Materiali alternativi
Uno dei modi più efficaci per ridurre il consumo di plastica è iniziare a ragionare in termini di materiali, scegliendo quelli più più sostenibili, come ad esempio il legno (ma ricorda che deve sempre provenire da foreste certificate PFEC o FSC) per utensili o mestoli o il vetro per barattoli e contenitori. Durano più a lungo e sono più facili da riciclare.
Dal sintetico al naturale
Un altro luogo della tua casa da cui partire per bonificare la tua vita dalla plastica è sicuramente il tuo armadio: i tessuti sintetici in Europa sono responsabili di qualcosa come l’8 per cento di tutte le microplastiche rilasciate negli oceani, 13mila tonnellate all’anno.
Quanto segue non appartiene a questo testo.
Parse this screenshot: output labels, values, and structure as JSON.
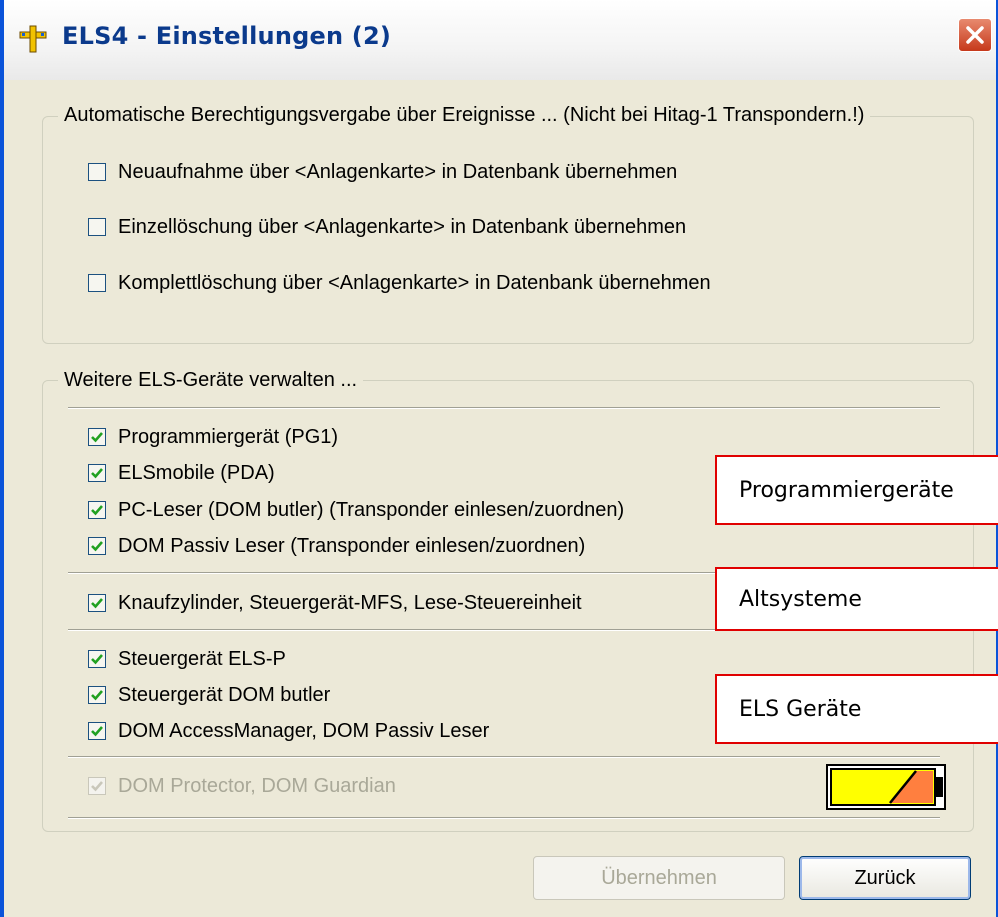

Quindi la semplice scelta di privilegiare tessuti naturali a quelli sintetici può davvero fare la differenza.
Uno spazzolino bio
Infine, una scelta semplice semplice: lo spazzolino. Per la tua igiene dentale va cambiato ogni tre mesi, questo vuol dire centinaia di spazzolini dismessi nell’arco di una vita di cura dei denti. Alternativa: lo spazzolino in bambù, che è biodegradabile e che quindi, setole a parte, può essere agevolmente restituito a nuova vita organica nel compost.
Hai già provato a ridurre il consumo di plastica nella tua vita? Come sta andando?